Under Section 80DDB of the Income Tax Act, 1961, individuals can claim a deduction for medical expenses incurred for a specified medical treatment of a senior citizen who is a tax payer or the taxpayer's dependant. The senior citizen should be either the taxpayer, the taxpayer's spouse, parent or a dependent and must be suffering from specified diseases such as Parkinson's disease, malignant cancers, full-blown AIDS, chronic renal failure, neurological diseases, and hematological disorders. The maximum amount of deduction that can be claimed is INR 40,000 for taxpayers below the age of 60 years and INR 1 Lakh for taxpayers aged 60 years or above. It is important to note that proof of expenses and the medical certificate from a specialist doctor should be kept for claiming the deduction. By claiming this deduction, individuals can reduce their taxable income and save on taxes.
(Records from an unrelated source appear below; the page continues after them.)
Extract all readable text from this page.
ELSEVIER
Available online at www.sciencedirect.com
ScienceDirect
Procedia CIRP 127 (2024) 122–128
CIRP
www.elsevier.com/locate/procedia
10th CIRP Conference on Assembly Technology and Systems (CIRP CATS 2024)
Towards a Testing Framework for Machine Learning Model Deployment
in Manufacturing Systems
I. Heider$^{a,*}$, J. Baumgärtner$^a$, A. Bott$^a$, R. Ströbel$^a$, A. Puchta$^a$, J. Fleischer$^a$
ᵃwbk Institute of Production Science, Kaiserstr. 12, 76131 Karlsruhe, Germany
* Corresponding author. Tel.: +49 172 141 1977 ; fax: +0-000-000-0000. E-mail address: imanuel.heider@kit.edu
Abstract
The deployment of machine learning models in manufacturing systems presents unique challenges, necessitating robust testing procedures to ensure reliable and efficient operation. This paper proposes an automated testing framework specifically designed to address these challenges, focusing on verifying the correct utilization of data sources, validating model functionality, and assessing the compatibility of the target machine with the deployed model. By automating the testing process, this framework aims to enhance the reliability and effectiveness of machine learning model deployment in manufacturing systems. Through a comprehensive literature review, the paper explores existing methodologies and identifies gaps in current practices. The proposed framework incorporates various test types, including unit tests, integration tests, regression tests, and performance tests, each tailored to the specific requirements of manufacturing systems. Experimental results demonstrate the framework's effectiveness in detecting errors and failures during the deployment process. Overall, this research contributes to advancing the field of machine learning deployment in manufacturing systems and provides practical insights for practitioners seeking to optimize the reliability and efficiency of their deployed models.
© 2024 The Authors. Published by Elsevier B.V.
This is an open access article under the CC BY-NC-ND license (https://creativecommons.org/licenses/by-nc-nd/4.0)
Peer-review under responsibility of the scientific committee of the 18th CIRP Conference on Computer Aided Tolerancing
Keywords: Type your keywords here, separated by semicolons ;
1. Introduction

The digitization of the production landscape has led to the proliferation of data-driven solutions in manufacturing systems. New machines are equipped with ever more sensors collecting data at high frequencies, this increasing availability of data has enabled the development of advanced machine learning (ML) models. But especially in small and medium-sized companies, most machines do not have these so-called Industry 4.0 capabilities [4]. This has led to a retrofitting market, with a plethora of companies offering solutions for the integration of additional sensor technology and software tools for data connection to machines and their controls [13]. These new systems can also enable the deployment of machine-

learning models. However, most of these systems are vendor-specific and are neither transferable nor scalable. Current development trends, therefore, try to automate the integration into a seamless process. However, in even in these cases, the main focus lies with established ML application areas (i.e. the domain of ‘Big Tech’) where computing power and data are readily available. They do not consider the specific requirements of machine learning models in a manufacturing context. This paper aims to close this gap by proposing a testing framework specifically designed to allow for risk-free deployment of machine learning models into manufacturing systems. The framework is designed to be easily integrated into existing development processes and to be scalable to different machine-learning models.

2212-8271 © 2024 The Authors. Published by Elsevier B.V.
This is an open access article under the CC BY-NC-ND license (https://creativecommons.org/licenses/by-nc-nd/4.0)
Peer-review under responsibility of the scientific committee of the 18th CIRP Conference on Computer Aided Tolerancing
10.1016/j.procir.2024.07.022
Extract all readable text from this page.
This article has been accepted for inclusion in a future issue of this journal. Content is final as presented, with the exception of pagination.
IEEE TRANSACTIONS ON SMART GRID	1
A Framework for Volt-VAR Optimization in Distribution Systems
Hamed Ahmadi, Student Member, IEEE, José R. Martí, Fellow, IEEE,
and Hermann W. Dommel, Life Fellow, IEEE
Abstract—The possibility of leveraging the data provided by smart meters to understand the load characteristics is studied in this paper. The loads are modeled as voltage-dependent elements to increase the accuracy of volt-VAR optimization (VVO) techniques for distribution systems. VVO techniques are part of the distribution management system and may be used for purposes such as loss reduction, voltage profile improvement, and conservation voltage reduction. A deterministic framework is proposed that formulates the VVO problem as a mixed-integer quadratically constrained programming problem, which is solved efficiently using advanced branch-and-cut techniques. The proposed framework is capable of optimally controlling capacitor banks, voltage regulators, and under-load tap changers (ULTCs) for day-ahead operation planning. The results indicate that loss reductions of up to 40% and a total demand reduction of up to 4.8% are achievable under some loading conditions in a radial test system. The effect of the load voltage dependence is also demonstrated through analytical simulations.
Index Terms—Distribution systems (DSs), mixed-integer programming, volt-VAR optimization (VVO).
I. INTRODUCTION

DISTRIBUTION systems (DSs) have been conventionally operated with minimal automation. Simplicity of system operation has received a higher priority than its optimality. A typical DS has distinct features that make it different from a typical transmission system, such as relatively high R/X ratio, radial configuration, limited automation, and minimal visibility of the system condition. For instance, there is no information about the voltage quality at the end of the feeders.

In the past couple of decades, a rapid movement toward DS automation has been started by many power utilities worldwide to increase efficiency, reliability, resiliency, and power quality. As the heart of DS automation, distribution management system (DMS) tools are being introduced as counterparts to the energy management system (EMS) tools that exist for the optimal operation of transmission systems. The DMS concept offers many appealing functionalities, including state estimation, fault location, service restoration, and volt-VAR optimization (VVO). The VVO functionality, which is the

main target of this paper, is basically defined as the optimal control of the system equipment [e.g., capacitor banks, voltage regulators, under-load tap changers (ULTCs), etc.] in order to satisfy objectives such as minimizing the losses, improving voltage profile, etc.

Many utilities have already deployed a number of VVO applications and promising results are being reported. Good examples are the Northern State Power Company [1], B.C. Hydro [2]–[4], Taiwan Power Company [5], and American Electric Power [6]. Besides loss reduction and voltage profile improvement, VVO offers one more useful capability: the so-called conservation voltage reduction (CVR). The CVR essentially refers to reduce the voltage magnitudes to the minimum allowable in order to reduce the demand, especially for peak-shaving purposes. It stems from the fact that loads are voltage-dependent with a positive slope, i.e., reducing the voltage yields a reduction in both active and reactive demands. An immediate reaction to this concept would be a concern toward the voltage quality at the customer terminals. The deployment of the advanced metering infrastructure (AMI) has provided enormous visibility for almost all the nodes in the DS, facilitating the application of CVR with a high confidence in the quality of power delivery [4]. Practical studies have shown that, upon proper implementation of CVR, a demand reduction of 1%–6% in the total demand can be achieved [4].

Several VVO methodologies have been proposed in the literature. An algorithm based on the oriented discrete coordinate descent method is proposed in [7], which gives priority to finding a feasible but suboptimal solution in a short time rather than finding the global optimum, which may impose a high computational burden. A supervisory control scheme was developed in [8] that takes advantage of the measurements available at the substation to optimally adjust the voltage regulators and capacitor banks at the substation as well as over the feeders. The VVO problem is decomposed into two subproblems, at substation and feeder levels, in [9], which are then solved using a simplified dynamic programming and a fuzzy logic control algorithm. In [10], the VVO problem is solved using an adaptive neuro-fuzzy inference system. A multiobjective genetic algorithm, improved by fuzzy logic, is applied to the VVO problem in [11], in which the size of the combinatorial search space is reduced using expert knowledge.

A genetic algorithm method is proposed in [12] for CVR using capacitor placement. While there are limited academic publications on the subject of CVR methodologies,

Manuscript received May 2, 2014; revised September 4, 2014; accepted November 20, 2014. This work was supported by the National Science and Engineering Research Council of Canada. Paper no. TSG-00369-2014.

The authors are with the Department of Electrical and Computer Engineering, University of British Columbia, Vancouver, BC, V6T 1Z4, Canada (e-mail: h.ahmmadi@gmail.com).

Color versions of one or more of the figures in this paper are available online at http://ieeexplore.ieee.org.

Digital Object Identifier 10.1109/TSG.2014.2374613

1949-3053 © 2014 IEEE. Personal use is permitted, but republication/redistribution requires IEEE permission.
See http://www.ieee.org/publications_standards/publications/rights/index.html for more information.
10.    Make use of the deductions available for business expenses such as rent, insurance, repair and maintenance, etc. under Section 37 of the Income Tax Act.

Under Section 37 of the Income Tax Act, 1961, individuals and businesses can claim deductions for expenses incurred for the purpose of carrying on a business or profession. These expenses should be ordinary and necessary for the business and should not have been disallowed under any other provisions of the Income Tax Act. Some examples of expenses that can be claimed as deductions under this section are rent for business premises, insurance premium for business assets, repair and maintenance expenses, and any other expenses that are directly related to the business. The amount of deduction claimed should be in accordance with the accounting principles followed by the taxpayer and should be supported by proper documentation. By claiming these deductions, individuals and businesses can reduce their taxable income and save on taxes.

Note:

It is important to note that the applicable limits and rules may change from time to time, and it is advisable to consult a tax expert or refer to the latest tax laws for updated information.